House on Haunted Hill (1999)

Released: October 29, 1999
Directed by: William Malone
Written by: Dick Beebe based on a story by Robb White

Plot: An eccentric tycoon offers $1,000,000 each to five strangers if they stay in a haunted house overnight and survive to tell the tale.

IMDb: 5.6/10
Rotten Tomatoes: 27/100
My Score: 2.5/5

WARNING: SPOILERS AHEAD

House on Haunted Hill is an expanded remake of the 1959 William Castle classic of the same name. It was the first film from Dark Castle Entertainment, a production company started by Joel Silver, Robert Zemeckis and Gilbert Adler, with the intention to remake Castle's films for a new generation. Geoffrey Rush is an amusement park tycoon who throws a birthday party for his antagonistic wife Famke Janssen in a haunted house that used to be an insane asylum.
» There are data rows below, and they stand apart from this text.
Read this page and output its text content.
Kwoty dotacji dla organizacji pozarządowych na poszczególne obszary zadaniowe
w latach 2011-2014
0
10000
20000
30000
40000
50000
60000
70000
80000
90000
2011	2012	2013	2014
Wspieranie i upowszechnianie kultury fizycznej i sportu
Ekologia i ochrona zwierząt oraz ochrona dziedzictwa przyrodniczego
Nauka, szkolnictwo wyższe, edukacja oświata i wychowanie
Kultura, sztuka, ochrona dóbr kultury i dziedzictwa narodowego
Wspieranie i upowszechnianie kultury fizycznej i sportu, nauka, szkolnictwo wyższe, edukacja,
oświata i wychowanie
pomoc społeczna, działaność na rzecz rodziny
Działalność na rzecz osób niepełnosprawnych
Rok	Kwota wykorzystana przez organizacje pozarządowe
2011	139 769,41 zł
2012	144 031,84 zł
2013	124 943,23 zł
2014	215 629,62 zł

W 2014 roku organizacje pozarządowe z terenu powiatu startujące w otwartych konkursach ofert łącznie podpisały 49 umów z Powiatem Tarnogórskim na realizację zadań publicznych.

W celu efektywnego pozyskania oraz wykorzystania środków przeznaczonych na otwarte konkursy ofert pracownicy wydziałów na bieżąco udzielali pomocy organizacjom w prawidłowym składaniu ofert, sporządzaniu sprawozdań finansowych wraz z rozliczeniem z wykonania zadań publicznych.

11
Each of the five guests attending is offered $1,000,000 each if they can stay alive until morning. Needless to say, very few actually do. While the film pales when compared to the original, it succeeds in a number of places on its own merits. For instance, the opening scene with the fake elevator crash is a nice little freak out moment. The effects are high quality, too, but one would expect nothing less from KNB. The performances throughout are decent, with Rush and Janssen in constant competition to see who can chew up more scenery, but the standout performance for me was Chris Kattan as the overly nervous owner of the house. On the downside, the photography often becomes jarring and shaky with sweeping, tilting camera moves. I understand that this is supposed to correlate with the psychological state of the actors in the horrific scenes in which it occurs but its comes off as kitschy and is distracting. The major fail for me, though, was how the film takes the supernatural route. The first film worked so well because everything that happened was staged in order to cause panic among the guests for nefarious means. This version, however, retains most of the plot elements from the original, including the adulterous wife and her secret lover scheming to kill her husband, but in the end there is a darkness, an evil that actually exists and succeeds in killing just about everyone. This one deviation takes away the main element of what made the original so good. Musician Lisa Loeb, James Marsters and one of my favorite characters actors, Jeffery Combs, co-star. Peter Graves also briefly appears as himself hosting a television series called "Terrifying But True!!" At the 2000 Blockbuster Entertainment Awards, Taye Diggs won for Best Supporting Actor - Horror and Janssen was nominated for Best Supporting Actress - Horror.